Kekacauan Politik di Lebanon Setahun Pasca Demo
(last modified Wed, 21 Oct 2020 15:08:23 GMT )
Okt 21, 2020 22:08 Asia/Jakarta
  • Saad Hariri
    Saad Hariri

Lebanon sejak 17 Oktober 2019 dilanda aksi unjuk rasa rakyat yang berujung dengan mundurnya Saad Hariri yang saat itu menjabat perdana menteri. Setahun sejak peristiwa tersebut, Lebanon masih saja tidak berhasil mengangkat PM baru.

Saad Hariri, Hassan Diab, dan Mustapha Adib adalah tiga perdana menteri Lebanon yang bergantian memimpin dalam waktu setahun, dan perdana menteri keempat belum juga terpilih pasca pengunduran diri Mustapha Adib yang hanya mampu bertahan sebulan. Pertanyaannya mengapa Lebanon dalam setahun terakhir terus menyaksikan instabilitas politik ?

Alasan terpenting adalah didahulukannya urusan sektarian, dan kepentingan pribadi daripada kepentingan nasional. Lebanon secara politik terbelah menjadi dua kubu besar yaitu kelompok 14 Maret, dan kelompok 8 Maret.

Kondisi ini menyebabkan sebagian tokoh, dan gerakan di Lebanon memiliki pandangan golongan, bahkan pribadi, dan tidak bersedia sedikitpun untuk bekerjasama dengan pemerintah berkuasa.

Gerakan Al Mustaqbal di bawah Saad Hariri, Partai Pasukan Lebanon pimpinan Samir Geagea, dan Partai Sosialis Progresif pimpinan Walid Jumblatt, di antara oposisi pemerintahan Hassan Diab, dan tidak mengikutsertakan wakilnya di kabinet.

Akan tetapi kelompok oposisi pemerintah Lebanon, sejak hari pertama kabinet Hassan Diab bekerja, sudah menjalankan operasi penggulingan untuk membalas ketidakikutsertaan wakilnya di pemerintahan.

Di sisi lain, taktik yang digunakan Saad Hariri dan sekutunya dalam transformasi politik Lebanon, juga menjadi salah satu faktor instabilitas politik negara ini. Hariri yang menjabat perdana menteri Lebanon selama setengah dekade terakhir, pasca pemilu Mei 2008 menggunakan taktik "negosiasi eksklusif" untuk membentuk kabinet yang diinginkannya.

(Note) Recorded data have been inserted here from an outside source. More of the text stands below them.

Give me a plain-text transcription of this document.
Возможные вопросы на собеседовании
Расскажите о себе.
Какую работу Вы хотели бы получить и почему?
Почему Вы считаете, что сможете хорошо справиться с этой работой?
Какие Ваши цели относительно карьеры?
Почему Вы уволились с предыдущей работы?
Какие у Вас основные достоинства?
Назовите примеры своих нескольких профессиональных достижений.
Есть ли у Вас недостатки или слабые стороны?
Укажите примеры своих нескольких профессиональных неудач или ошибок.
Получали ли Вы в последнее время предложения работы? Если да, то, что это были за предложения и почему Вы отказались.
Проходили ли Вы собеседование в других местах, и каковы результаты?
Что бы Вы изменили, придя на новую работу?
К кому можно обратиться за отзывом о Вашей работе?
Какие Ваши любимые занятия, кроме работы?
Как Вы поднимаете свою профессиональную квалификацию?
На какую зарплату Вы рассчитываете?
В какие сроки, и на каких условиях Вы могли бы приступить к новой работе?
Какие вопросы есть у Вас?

Namun Hariri dan Gerakan Al Mustaqbal dalam pemilu mengalami kekalahan, dan tanpa memperhatikan posisi serta perolehan kursi kelompok politik lain, terutama kelompok Ahlu Sunnah, ia berusaha merebut mayoritas kursi kementerian untuk Al Mustaqbal, namun gagal.

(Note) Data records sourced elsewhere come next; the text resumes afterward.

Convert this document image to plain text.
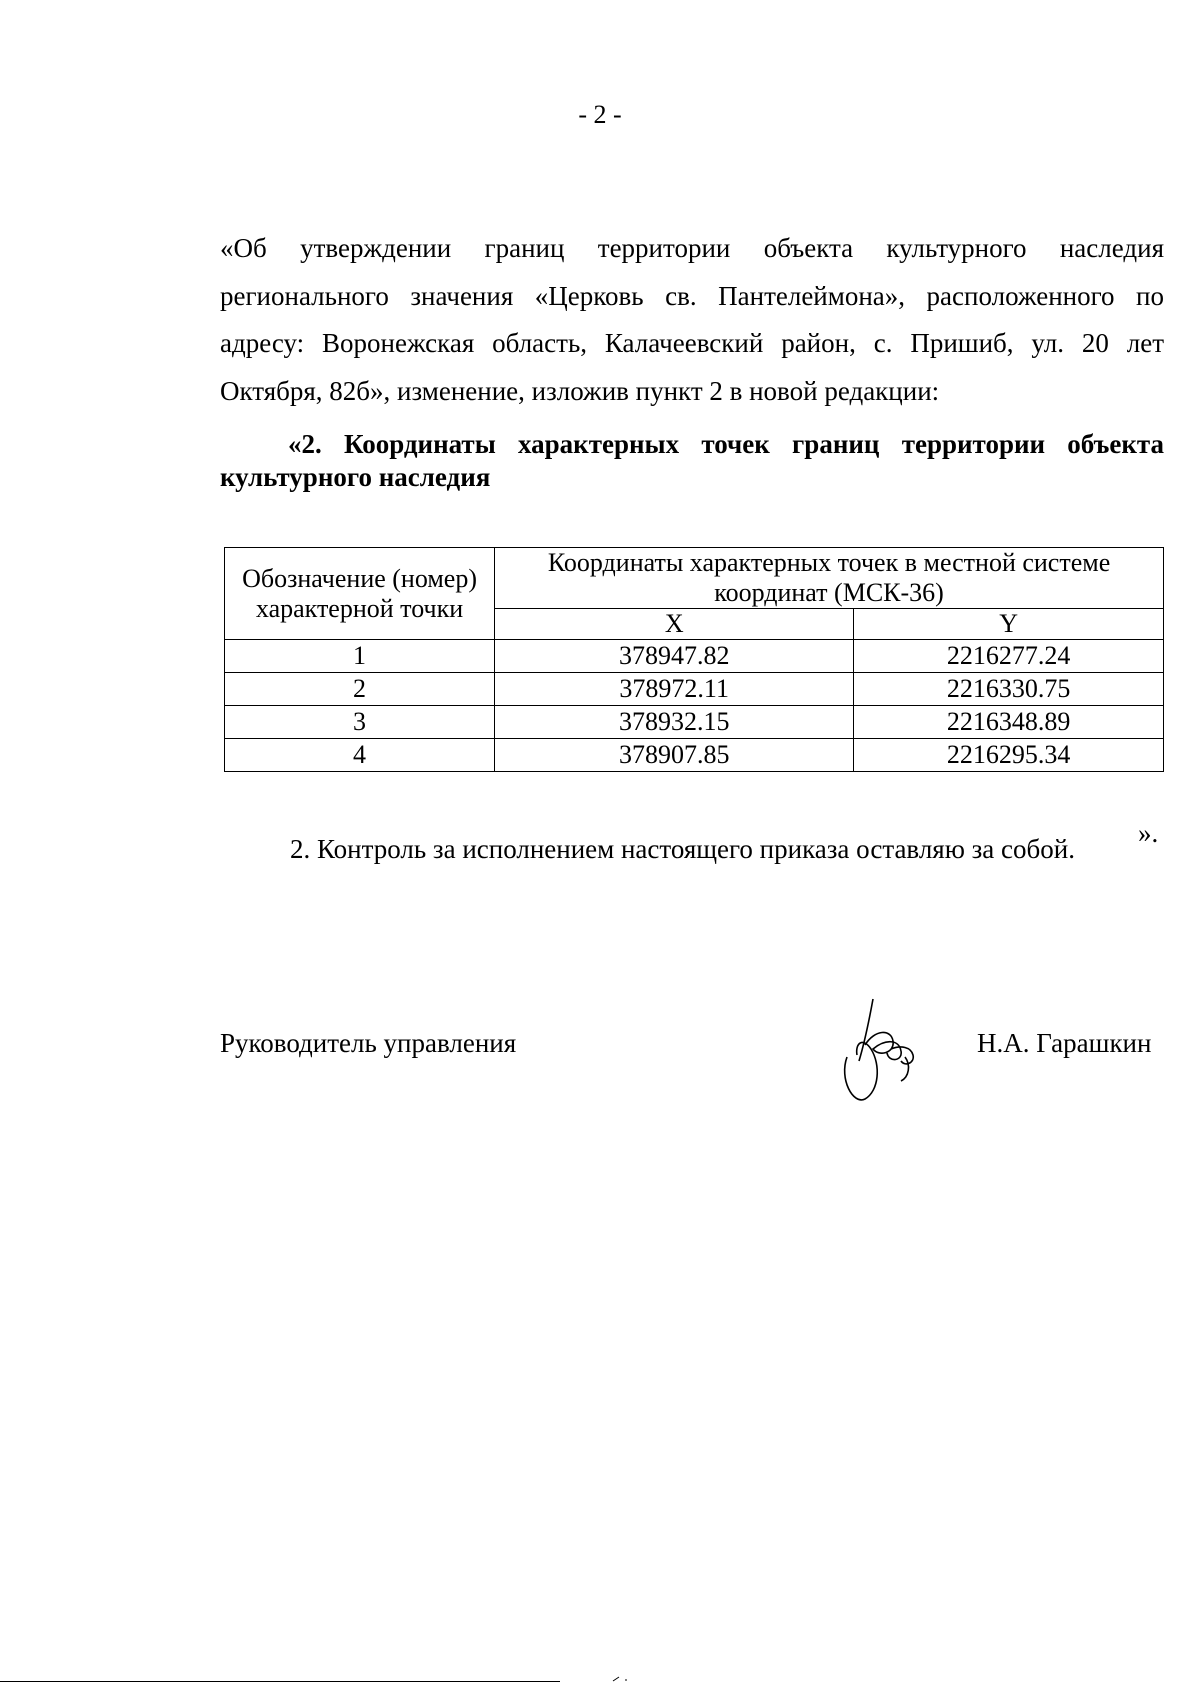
- 2 -
«Об утверждении границ территории объекта культурного наследия
регионального значения «Церковь св. Пантелеймона», расположенного по
адресу: Воронежская область, Калачеевский район, с. Пришиб, ул. 20 лет
Октября, 82б», изменение, изложив пункт 2 в новой редакции:
«2. Координаты характерных точек границ территории объекта
культурного наследия
Обозначение (номер) характерной точки	Координаты характерных точек в местной системе координат (МСК-36)	
	X	Y
1	378947.82	2216277.24
2	378972.11	2216330.75
3	378932.15	2216348.89
4	378907.85	2216295.34
».
2. Контроль за исполнением настоящего приказа оставляю за собой.
Руководитель управления	Н.А. Гарашкин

Dalam unjuk rasa Oktober 2019, Hariri menggunakan taktik "pengunduran diri dini" yaitu hanya 13 hari pasca pecahnya demonstrasi, dan berusaha menekan kelompok-kelompok politik lain, serta membentuk kabinet baru yang diinginkannya, namun lagi-lagi upayanya gagal, dan Hassan Diab terpilih untuk membentuk kabinet baru Lebanon.

Seiring dengan kegagalan Hassan Diab akibat banyaknya sabotase para pendukung Barat, dan kegagalan Mustapha Adib membentuk kabinet, sekali lagi Saad Hariri mengumumkan diri maju sebagai kandidat PM Lebanon yang baru.

Pada kenyataannya, permainan politik Hariri ujung-ujungnya berusaha memaksa pembentukan sebuah kabinet yang sesuai keinginannya dan didukung Arab Saudi, serta negara Barat, dan ini merupakan faktor instabilitas politik di Lebanon yang berlarut-larut.

Faktor lain berlanjutnya kekacauan politik di Lebanon adalah karena beberapa faksi politik negara ini bersama rezim Arab, Barat, dan rezim Zionis Israel berusaha mengeliminir posisi politik Hizbullah dalam struktur kekuasaan Lebanon.

Realitasnya poros Arab, Barat dan Ibrani menyadari posisi kuat Hizbullah, tapi karena tidak mampu mengikis dukungan rakyat melalui pemilu, mereka lebih memilih kondisi tanpa pemerintahan daripada adanya pemerintahan tapi Hizbullah berpartisipasi aktif di dalamnya.

Surat kabar Al Akhbar menulis, Amerika dan Saudi sepakat bahwa pemerintah Lebanon tidak berada dalam jangkauan mereka, dan musuh mereka yaitu koalisi perlawanan memiliki pengaruh besar di pemerintahan.

Oleh karena itu, kondisi kevakuman kabinet di Lebanon dianggap lebih baik, dan beberapa kelompok politik Lebanon mendukung sikap ini untuk merebut simpati poros Arab, Barat dan Ibrani tersebut demi meraih kekuasaan, dan secara praktis menjerumuskan Lebanon ke dalam kekacauan tak berujung. (HS)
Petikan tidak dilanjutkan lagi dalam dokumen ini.